On a voice vote with one dissent, the board voted to reduce the tax on purchases of non-titled personal property from 1.25 percent to 0.75 percent. It applies to purchases of goods outside the county mostly by businesses within it.
The reduced rate matches the county’s sales tax rate. County officials said the partial rollback answers a legal challenge that differential tax rates violate the U.S. Constitution.
But plaintiffs in two lawsuits also have charged that the county overstepped its authority in enacting a value-based tax not authorized by the state Legislature.
“We proposed the tax reduction to address business community concerns and to strengthen our legal argument,” said County Board President Toni Preckwinkle. She said she is convinced the county has the home-rule powers to institute the tax without the state’s consent.
The revenue loss comes into play as budget officials calculate the county’s midyear shortfall. In three prior years, the midyear shortfalls have ranged from $267 million to $487 million, amounts made up in part by hiring freezes.

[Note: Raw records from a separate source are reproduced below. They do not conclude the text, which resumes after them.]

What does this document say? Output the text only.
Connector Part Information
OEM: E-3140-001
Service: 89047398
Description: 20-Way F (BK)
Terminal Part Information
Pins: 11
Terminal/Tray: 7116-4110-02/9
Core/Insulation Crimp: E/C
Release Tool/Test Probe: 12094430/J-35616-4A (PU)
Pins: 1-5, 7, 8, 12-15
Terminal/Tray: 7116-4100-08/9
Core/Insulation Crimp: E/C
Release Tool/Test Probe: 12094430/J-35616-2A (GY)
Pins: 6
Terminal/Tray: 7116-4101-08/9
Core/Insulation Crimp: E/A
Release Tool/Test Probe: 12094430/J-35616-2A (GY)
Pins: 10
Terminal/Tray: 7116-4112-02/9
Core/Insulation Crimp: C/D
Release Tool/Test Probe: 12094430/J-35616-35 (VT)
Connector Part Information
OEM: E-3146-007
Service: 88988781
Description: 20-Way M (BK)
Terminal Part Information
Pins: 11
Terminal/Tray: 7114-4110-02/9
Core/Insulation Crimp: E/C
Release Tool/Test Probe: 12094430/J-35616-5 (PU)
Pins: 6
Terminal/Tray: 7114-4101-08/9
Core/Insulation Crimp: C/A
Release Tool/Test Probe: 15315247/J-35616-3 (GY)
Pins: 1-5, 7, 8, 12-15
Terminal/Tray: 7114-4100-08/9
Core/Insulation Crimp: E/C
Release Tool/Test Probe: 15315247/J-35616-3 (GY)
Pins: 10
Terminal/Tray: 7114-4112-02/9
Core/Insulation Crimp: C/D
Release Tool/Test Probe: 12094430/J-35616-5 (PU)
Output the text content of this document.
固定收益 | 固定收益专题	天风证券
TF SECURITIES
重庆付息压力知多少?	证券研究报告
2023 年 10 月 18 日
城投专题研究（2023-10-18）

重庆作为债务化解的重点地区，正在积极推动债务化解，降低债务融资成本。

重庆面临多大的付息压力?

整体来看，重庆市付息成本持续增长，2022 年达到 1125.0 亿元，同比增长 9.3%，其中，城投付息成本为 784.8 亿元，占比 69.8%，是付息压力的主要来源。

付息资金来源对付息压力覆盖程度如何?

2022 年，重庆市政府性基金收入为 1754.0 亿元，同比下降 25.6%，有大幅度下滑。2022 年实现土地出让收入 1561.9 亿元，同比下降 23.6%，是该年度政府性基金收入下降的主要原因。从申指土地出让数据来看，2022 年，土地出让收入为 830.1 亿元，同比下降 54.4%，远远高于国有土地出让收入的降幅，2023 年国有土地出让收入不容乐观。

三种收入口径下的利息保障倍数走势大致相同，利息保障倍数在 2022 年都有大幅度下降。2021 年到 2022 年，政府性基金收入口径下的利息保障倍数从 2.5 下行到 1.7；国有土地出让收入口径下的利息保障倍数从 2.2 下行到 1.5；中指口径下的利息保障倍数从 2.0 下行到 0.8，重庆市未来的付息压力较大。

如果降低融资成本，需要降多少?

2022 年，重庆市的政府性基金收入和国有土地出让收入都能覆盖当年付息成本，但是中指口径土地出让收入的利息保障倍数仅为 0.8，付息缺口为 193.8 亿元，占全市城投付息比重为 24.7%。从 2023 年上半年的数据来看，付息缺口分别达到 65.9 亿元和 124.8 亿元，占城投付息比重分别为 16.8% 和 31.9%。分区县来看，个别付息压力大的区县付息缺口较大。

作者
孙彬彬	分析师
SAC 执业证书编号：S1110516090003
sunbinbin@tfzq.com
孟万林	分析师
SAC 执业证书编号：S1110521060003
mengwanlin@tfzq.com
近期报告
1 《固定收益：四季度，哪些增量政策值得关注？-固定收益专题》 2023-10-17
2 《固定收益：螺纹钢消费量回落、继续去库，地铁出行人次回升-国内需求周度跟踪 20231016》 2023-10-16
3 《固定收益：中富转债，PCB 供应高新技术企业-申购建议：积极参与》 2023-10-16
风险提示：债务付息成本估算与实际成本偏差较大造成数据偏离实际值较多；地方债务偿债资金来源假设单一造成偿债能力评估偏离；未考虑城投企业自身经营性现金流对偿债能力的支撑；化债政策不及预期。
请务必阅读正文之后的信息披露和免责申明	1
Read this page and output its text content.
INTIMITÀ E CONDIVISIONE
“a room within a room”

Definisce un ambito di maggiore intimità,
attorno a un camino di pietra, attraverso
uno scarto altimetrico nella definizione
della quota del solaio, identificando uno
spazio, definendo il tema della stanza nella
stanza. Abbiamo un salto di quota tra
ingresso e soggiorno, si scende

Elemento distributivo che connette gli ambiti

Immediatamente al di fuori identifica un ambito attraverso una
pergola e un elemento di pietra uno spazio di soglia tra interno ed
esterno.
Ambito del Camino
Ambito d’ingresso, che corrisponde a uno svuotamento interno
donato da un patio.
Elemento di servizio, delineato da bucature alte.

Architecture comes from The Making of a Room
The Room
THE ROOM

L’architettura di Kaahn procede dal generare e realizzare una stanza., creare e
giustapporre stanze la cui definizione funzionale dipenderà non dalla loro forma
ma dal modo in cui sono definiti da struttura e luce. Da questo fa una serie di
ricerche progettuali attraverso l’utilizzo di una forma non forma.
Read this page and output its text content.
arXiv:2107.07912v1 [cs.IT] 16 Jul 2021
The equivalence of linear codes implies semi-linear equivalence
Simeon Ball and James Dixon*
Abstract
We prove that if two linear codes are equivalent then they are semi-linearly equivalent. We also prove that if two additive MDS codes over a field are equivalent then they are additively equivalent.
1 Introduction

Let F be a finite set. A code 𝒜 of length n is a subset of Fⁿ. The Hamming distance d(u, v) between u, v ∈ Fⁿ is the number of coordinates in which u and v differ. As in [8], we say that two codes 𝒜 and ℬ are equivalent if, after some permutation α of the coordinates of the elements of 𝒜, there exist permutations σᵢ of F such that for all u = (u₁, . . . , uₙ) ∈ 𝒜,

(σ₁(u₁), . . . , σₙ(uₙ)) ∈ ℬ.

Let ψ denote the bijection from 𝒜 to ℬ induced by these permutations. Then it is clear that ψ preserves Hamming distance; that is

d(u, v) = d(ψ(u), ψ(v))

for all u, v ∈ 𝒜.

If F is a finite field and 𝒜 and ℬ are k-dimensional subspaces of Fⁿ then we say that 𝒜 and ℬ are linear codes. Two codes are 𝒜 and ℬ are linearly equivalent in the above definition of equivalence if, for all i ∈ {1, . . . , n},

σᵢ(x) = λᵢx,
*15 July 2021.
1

Preckwinkle and Budget Director Andrea Gibson would not speculate on this year’s deficit. “We will have a complete assessment next week,” Gibson said. Preckwinkle noted that the midyear shortfall has gotten smaller each year since she took office.
Slashing the tax on non-titled personal property will cost the county $5 million this year and $14 million next year, Gibson said. The tax took effect April 1.
It applies to sales outside of Cook County for tangible goods such as office supplies and furniture, but not real estate or vehicles. Buyers in Cook County are liable for the tax once their purchases exceed $3,500 per year.
It was instituted in 2012 to capture revenue from deals by Chicago-area companies seeking to avoid the county’s sales tax. It was promoted as part of a “buy local” push to keep business within the county.
But the tax and its reporting requirements drew complaints and two lawsuits.
Officials said 35 persons or businesses have paid the higher 1.25 percent rate under protest and may be able to get refunds. Otherwise, refunds won’t be allowed, they said.
The only vote against the rate reduction came from Elk Grove Village-based Commissioner Timothy Schneider (R-15th).